Esai ini berbicara tentang “bayang-bayang” konflik yang menggantung di atas pesta olahraga. Itu analisis yang kira-kira masuk akal bahwa ada konflik Rusia-Ukraina yang masih membara, rivalitas AS-China yang semakin tajam, ketegangan di Timur Tengah yang tak kunjung reda.
Tapi itu kini sudah punya tubuh dan beban berat sendiri. Di Guadalajara, salah satu kota tuan rumah Meksiko kekerasan kartel meletup setelah tewasnya bos geng besar. Meksiko mengerahkan unit anti-drone militer untuk pengamanan pertandingan.
Sebelas kota tuan rumah di Amerika masih menunggu dana keamanan federal senilai 625 juta dolar yang belum juga cair dari FEMA. Sedang penggemar dari Senegal, Haiti, dan Pantai Gading — semua tim yang sudah lolos kualifikasi — kesulitan mendapatkan visa karena kebijakan imigrasi Washington.
Nun jauh, Ketua Federasi Sepak Bola Iran berkata pelan di hadapan media: “Sulit untuk memandang Piala Dunia dengan harapan.” Ia tidak berlebihan.
Tapi sejarah pernah berada di titik yang hampir sama dengan situasi hari ini.
Pada 1938, Piala Dunia digelar di Prancis sementara Hitler baru saja menelan Austria.
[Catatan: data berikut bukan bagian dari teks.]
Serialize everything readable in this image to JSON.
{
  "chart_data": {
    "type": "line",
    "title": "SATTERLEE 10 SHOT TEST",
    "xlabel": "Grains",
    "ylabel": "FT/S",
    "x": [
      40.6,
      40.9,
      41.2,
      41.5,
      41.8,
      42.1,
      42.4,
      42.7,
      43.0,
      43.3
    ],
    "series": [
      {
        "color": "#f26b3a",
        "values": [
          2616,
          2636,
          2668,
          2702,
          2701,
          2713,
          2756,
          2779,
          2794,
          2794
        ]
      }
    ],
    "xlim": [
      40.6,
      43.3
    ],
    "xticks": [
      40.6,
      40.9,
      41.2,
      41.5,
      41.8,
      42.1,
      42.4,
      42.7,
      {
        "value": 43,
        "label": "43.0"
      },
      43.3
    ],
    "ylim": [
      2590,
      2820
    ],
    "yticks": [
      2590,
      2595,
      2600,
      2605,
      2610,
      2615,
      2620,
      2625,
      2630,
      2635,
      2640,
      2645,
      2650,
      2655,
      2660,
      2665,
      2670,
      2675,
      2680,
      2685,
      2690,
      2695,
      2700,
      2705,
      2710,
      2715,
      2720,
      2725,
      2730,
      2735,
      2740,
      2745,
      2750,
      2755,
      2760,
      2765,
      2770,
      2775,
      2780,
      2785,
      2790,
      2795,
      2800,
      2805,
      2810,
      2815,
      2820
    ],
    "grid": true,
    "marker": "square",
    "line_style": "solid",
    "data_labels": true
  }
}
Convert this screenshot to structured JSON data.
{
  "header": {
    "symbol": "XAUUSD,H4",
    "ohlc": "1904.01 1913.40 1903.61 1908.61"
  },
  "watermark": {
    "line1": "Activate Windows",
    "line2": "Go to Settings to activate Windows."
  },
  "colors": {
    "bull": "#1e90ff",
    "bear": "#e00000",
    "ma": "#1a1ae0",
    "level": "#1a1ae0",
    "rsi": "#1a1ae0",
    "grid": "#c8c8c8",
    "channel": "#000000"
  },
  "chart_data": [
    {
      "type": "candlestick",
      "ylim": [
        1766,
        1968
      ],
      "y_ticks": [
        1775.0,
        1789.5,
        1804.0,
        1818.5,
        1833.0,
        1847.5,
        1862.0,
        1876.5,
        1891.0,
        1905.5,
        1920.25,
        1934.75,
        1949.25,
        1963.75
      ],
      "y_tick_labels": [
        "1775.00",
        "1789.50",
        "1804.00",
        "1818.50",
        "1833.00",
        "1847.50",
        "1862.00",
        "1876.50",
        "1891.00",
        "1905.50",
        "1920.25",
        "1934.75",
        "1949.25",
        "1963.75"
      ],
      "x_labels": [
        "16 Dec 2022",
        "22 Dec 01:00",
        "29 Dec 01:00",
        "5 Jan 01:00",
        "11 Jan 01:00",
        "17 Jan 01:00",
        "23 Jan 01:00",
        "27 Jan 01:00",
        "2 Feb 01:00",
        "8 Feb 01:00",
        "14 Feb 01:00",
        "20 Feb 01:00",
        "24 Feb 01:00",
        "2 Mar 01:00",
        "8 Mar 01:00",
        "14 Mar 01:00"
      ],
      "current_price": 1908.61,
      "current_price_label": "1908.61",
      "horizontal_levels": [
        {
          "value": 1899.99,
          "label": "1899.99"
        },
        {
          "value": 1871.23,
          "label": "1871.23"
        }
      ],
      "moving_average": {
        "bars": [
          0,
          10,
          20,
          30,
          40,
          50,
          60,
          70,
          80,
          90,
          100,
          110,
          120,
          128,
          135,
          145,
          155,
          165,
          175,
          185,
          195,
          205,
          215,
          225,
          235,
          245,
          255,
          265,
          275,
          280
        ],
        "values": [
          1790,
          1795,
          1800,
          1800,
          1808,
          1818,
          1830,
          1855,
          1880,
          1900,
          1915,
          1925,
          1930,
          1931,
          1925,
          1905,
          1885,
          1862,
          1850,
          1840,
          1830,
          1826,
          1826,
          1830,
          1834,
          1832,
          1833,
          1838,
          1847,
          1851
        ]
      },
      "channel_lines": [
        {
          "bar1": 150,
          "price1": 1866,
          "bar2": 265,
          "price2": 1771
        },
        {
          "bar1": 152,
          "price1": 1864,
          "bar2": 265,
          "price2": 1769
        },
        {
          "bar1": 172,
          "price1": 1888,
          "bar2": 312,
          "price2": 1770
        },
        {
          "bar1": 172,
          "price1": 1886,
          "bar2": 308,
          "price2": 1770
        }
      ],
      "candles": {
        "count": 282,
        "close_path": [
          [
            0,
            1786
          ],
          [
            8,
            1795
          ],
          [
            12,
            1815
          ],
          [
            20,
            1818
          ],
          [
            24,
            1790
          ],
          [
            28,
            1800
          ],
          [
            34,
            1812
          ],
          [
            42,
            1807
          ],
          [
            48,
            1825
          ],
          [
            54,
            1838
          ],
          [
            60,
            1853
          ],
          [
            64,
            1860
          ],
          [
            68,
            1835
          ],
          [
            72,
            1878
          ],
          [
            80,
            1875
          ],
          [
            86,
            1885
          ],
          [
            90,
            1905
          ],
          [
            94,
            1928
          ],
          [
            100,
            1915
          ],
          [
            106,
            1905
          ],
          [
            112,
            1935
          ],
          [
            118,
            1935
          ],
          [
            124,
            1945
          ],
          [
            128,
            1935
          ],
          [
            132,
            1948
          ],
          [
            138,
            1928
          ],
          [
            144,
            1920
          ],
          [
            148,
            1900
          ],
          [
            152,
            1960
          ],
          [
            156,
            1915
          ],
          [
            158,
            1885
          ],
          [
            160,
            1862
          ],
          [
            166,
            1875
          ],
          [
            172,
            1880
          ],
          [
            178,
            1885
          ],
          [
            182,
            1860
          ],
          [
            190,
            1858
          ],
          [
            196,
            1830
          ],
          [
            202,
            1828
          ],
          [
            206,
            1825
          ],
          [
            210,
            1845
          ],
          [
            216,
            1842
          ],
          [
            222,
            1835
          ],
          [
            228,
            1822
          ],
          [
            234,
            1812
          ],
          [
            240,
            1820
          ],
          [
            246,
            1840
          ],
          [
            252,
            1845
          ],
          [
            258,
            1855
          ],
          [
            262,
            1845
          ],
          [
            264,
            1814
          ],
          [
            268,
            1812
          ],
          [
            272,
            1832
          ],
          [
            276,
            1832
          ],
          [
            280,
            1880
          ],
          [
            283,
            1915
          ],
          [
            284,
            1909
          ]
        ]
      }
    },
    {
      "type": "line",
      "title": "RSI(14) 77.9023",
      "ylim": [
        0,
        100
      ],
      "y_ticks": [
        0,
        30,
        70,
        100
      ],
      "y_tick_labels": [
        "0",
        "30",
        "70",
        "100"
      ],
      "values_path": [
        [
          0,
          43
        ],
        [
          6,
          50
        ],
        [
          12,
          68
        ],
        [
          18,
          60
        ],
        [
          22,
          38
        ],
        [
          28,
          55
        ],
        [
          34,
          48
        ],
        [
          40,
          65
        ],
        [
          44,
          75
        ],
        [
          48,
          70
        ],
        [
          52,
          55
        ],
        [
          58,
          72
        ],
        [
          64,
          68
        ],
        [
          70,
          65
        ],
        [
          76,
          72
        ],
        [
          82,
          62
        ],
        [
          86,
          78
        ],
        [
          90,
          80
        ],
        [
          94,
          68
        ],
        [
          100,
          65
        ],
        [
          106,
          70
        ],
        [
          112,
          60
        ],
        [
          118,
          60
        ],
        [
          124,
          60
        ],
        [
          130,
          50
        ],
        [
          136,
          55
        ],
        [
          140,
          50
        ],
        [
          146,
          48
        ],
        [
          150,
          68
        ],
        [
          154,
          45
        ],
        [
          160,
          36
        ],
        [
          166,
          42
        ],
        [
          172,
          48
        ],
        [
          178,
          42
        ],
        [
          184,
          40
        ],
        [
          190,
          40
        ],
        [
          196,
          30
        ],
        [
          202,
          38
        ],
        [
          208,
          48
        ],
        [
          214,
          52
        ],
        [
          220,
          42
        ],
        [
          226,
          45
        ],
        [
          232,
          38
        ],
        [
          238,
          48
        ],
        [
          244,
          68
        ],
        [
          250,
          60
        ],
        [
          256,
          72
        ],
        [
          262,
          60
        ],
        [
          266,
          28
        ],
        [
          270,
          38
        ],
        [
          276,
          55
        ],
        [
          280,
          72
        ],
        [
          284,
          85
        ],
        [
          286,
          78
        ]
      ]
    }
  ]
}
Tim Austria dibubarkan paksa; para pemainnya dipaksa masuk ke dalam skuad Jerman. Lalu setahun kemudian, Eropa terbakar. Pada 1978, Argentina menjuarai dunia di bawah tepuk tangan junta militer Videla — sementara di luar stadion, ribuan orang menghilang tanpa jejak. Sepak bola dan kejahatan berjalan beriringan, tanpa pernah saling menyapa.
Yang berbeda kali ini bukan skalanya tapi transparansinya. Pada 1938 dan 1978, dunia bisa dialihkan perhatiannya. Kini tidak bisa. Setiap serangan udara, setiap penolakan visa, setiap pernyataan pahit pejabat olahraga tersebar dalam detik ke miliaran layar. Sepak bola tidak lagi bisa pura-pura tidak tahu.
Dan FIFA? Sekretaris Jenderalnya berkata bahwa organisasi ini “akan terus memantau perkembangan dan berharap semua tim bisa berpartisipasi.” Kalimat yang sangat terlatih. Sangat kosong. FIFA adalah korporasi global dengan ratusan juta permintaan tiket dan kontrak sponsor yang nilainya astronomis — mesin uang jarang berhenti hanya karena dunia sedang berperang.
Tapi di sinilah yang menarik sebab di balik semua analisis dingin itu, ada manusia yang tak bosan bekerja.